I don’t know if this book is part of a series. If it is, maybe that explains why this book seems to start abruptly as if I’ve landed in the middle of a story instead of the beginning. Our hero Jonathan Blair has fought in the War between the States with two brothers, Lawrence and Lamar Bendalin. He has lost his wife and child to fever and now he will never let anyone love him. For some reason he thinks that Lawrence needs his aid so he travels all the way to Lawrence’s Texan Ranch. I don’t know why he thinks Lawrence is in trouble. Since he ends up staying at the ranch and help with some horse racing thing, maybe those horses send a telepathic SOS to him, I don’t know. Meanwhile, he falls for the other brother Lamar’s daughter, Eliza Kate, who loves him back.
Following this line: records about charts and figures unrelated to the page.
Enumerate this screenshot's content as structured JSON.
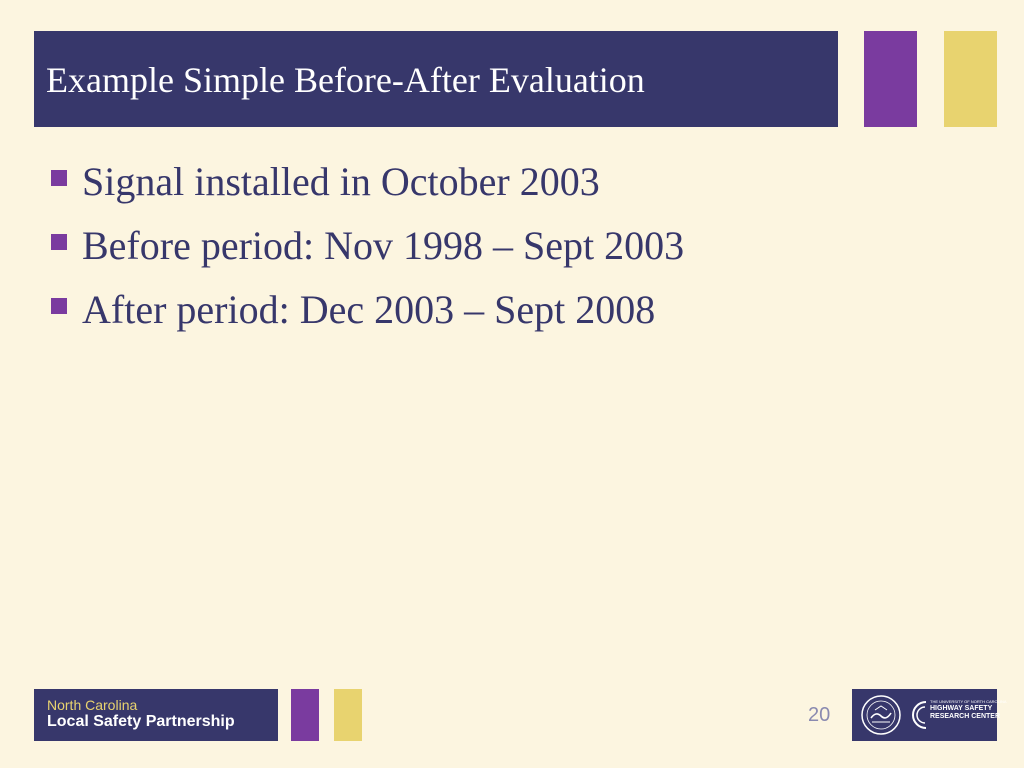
{
  "slide": {
    "title": "Example Simple Before-After Evaluation",
    "bullets": [
      "Signal installed in October 2003",
      "Before period: Nov 1998 – Sept 2003",
      "After period: Dec 2003 – Sept 2008"
    ],
    "page_number": "20"
  },
  "footer": {
    "line1": "North Carolina",
    "line2": "Local Safety Partnership"
  },
  "logos": {
    "seal": "ncdot-seal-icon",
    "hsrc_small": "THE UNIVERSITY OF NORTH CAROLINA",
    "hsrc_line1": "HIGHWAY SAFETY",
    "hsrc_line2": "RESEARCH CENTER"
  },
  "colors": {
    "background": "#fcf5e0",
    "navy": "#37376b",
    "purple": "#7a3b9f",
    "gold": "#e8d36f",
    "page_number": "#8a8ab0"
  }
}
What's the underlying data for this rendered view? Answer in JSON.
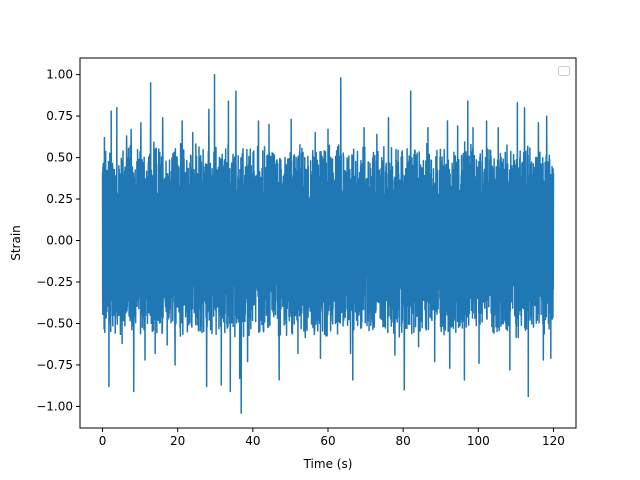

Trouble brews as Lamar who, for some reason I never understand, is evil now and wants Lawrence to pay for… hmm, whatever. As I said, perhaps this book is a sequel of this author’s previous book. Other subplots threaten our hero and heroine’s well-being too, but nothing is as big an obstacle as the hero’s inability to get over himself.
Some people need to build a bridge to get over himself but Johnny, he will need pretty the Great Wall of China to do so. He calls himself “death’s lightning rod” because apparently he deems himself responsible for the war between the states, government policies that oppress his Cherokee people, the fever plague that killed his wife and kid, Lamar turning evil, Eliza Kate’s sufferings, and… sheesh. Talk about someone with an insufferably overinflated sense of self-importance pretending to be tortured. I wish someone will smack some sense into him and stop his ridiculous “I can’t be with Eliza because she will die if I marry her” nonsense because this so-called conflict drags on until a few pages before the last. What is Eliza Kate doing, panting after this idiot?
The author has a polished and well-defined voice that feels a little old-school at places but otherwise it remains very readable. But if Wild Desire is readable, the hero’s bizarrely huge chip on his shoulder alone is enough to sink this book, never mind the plethora of subplots that are never defined enough to make me understand what is really going on in the story.